De OMP_NUM_THREADS omgevingsvariabele stelt het standaardaantal threads in dat tijdens de uitvoering moet worden gebruikt. OMP_NUM_THREADS wordt genegeerd als dat nummer expliciet wordt gewijzigd door de omp_set_num_threads bibliotheekroutine aan te roepen. Het wordt ook genegeerd als er een expliciete num_threads clausule bij een parallel richtlijn staat.

De waarde van de OMP_NUM_THREADS omgevingsvariabele moet een positief geheel getal zijn. Het effect is afhankelijk van of dynamische aanpassing van het aantal threads is ingeschakeld. Zie OMP_NUM_THREADS voor een uitgebreide set regels over de interactie tussen de omgevingsvariabele en dynamische aanpassing van threads.
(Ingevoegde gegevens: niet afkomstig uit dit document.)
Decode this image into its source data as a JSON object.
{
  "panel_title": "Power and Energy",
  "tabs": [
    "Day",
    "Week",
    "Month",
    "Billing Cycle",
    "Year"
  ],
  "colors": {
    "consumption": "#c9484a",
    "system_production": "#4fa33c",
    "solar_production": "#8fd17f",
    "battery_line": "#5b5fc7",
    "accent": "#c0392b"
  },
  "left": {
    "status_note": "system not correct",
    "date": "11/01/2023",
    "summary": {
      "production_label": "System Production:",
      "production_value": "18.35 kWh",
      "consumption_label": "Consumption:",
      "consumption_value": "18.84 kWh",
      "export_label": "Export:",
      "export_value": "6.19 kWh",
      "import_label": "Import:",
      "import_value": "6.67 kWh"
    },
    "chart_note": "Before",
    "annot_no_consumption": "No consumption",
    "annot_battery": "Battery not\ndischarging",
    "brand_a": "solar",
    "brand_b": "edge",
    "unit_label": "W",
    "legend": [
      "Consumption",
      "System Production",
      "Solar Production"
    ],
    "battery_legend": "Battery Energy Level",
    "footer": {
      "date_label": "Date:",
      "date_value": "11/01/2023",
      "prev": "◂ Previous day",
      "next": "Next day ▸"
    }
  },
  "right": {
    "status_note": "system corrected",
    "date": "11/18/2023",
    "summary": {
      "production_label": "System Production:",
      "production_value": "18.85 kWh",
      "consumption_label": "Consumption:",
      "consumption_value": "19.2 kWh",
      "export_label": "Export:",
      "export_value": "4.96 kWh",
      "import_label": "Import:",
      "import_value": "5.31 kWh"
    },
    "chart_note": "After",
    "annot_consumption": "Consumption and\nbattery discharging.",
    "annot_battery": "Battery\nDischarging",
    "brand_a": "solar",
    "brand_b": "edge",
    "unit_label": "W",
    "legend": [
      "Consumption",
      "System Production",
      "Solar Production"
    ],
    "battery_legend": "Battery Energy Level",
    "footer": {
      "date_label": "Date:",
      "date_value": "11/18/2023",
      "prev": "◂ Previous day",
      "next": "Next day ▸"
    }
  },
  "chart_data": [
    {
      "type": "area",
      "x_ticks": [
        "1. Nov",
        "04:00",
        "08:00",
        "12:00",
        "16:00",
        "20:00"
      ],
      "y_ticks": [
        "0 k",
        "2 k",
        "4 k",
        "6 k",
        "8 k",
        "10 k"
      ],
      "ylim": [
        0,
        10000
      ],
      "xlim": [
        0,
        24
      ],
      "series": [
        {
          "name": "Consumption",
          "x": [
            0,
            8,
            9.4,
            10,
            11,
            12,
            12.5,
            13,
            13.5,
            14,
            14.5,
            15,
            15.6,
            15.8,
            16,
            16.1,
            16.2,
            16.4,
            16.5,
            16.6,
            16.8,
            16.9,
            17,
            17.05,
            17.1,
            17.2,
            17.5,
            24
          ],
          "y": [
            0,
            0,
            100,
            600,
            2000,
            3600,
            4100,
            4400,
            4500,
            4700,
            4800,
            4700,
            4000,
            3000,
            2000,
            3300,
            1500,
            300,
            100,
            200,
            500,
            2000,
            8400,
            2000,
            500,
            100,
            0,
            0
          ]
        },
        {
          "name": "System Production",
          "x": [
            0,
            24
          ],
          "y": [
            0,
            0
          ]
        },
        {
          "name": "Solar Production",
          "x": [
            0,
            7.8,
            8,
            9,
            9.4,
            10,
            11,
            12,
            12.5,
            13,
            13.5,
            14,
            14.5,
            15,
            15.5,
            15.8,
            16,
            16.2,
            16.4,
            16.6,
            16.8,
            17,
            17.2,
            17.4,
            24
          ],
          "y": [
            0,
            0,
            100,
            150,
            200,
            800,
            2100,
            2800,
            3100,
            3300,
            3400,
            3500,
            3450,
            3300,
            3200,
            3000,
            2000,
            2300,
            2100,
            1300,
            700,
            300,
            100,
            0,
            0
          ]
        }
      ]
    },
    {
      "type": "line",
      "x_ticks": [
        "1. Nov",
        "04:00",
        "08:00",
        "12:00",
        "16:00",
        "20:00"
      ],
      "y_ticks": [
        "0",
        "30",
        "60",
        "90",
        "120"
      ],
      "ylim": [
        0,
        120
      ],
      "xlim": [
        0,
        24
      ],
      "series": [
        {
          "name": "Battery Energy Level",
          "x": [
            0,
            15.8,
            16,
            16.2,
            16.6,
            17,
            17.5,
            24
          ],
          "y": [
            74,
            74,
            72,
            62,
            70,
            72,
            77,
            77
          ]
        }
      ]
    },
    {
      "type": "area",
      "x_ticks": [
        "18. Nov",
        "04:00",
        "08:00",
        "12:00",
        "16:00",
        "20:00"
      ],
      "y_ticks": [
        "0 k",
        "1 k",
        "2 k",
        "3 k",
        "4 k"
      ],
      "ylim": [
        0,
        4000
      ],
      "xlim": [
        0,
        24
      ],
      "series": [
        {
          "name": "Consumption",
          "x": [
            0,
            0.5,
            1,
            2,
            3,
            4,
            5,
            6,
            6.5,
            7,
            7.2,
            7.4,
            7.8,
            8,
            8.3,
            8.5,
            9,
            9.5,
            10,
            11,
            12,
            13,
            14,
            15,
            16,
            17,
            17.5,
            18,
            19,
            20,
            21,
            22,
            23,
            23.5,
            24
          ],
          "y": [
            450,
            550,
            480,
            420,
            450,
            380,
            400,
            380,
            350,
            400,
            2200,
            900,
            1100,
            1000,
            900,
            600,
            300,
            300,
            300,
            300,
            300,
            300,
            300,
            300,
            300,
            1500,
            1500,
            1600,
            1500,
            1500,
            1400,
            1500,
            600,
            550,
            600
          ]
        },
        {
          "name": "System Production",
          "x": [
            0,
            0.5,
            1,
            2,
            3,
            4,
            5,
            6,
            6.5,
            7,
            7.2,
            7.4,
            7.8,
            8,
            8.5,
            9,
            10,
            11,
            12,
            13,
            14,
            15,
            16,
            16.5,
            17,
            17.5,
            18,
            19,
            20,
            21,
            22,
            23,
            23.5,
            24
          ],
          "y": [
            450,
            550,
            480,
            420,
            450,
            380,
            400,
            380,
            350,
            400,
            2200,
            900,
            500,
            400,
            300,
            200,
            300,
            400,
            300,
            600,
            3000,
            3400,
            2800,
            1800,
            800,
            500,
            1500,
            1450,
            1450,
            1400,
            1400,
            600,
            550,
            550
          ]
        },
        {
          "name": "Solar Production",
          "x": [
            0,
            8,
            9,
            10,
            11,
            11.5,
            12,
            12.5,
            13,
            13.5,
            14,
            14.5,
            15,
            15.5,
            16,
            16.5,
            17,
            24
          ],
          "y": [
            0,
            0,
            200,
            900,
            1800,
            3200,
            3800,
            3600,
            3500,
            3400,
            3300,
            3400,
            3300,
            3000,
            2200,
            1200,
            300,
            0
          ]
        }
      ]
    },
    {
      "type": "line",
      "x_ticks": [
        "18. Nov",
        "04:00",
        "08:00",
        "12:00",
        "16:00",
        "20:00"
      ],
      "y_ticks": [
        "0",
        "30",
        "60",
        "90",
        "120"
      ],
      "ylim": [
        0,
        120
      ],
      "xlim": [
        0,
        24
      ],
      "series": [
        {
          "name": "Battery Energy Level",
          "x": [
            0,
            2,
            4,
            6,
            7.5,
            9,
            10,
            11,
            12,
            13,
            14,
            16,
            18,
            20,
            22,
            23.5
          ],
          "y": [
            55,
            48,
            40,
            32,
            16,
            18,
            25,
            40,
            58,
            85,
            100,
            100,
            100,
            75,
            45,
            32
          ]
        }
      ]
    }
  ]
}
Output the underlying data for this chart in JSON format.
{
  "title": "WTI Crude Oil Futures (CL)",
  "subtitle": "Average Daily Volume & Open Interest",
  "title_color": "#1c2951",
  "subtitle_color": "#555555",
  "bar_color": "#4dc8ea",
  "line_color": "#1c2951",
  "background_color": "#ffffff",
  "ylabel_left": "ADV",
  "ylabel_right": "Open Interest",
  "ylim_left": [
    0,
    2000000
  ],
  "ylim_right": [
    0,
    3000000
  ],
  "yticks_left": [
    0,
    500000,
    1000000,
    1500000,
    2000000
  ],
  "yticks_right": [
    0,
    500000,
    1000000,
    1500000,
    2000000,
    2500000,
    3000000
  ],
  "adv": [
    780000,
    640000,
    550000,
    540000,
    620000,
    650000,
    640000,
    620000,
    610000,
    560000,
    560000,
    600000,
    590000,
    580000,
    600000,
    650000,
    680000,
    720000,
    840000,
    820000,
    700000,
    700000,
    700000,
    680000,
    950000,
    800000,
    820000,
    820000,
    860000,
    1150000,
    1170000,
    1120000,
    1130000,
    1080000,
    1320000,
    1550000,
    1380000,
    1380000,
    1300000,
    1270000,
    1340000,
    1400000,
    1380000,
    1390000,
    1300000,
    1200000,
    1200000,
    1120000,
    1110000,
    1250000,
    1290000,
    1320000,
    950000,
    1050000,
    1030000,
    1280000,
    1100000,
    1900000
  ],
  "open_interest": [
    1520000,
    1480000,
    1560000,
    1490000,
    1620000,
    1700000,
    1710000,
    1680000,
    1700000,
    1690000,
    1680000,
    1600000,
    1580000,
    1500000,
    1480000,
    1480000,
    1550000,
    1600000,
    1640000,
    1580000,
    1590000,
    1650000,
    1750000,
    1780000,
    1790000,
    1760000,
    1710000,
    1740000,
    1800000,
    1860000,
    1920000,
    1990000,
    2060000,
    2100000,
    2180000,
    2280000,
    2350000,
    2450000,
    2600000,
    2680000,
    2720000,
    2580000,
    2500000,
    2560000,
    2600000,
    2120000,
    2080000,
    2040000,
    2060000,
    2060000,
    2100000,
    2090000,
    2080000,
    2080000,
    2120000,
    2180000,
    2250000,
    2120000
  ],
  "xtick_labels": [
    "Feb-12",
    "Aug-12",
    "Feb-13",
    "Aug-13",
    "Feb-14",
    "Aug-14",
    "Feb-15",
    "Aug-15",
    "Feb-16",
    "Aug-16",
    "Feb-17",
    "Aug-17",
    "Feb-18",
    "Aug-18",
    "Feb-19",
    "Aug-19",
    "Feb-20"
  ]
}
Het aantal threads dat moet worden gebruikt, wordt door de implementatie gedefinieerd als:

  • de OMP_NUM_THREADS omgevingsvariabele is niet opgegeven,
  • de opgegeven waarde geen positief geheel getal is of
  • de waarde groter is dan het maximum aantal threads dat het systeem kan ondersteunen.

Voorbeeld:

setenv OMP_NUM_THREADS 16

Kruisverwijzingen

4.3 OMP_DYNAMIC

Met de OMP_DYNAMIC omgevingsvariabele kunt u dynamisch aanpassen van het aantal threads dat beschikbaar is voor de uitvoering van parallelle regio's. OMP_DYNAMIC wordt genegeerd wanneer dynamische aanpassing expliciet is ingeschakeld of uitgeschakeld door de omp_set_dynamic bibliotheekroutine aan te roepen. De waarde moet TRUE of FALSE zijn.

Als OMP_DYNAMIC is ingesteld op TRUE, kan het aantal threads dat wordt gebruikt voor het uitvoeren van parallelle regio's door de runtime-omgeving worden aangepast om systeembronnen optimaal te benutten. Als OMP_DYNAMIC is ingesteld op FALSE, wordt de dynamische aanpassing uitgeschakeld. De standaardvoorwaarde is door de implementatie gedefinieerd.

Voorbeeld:

setenv OMP_DYNAMIC TRUE

Kruisverwijzingen

4.4 OMP_NESTED

De OMP_NESTED omgevingsvariabele schakelt geneste parallelle uitvoering in of uit, tenzij geneste parallelle uitvoering is ingeschakeld of uitgeschakeld door de omp_set_nested bibliotheekroutine aan te roepen. Als OMP_NESTED is ingesteld op TRUE, is geneste parallelle uitvoering ingeschakeld. Als OMP_NESTED is ingesteld op FALSE, is geneste parallelisme uitgeschakeld. De standaardwaarde is FALSE.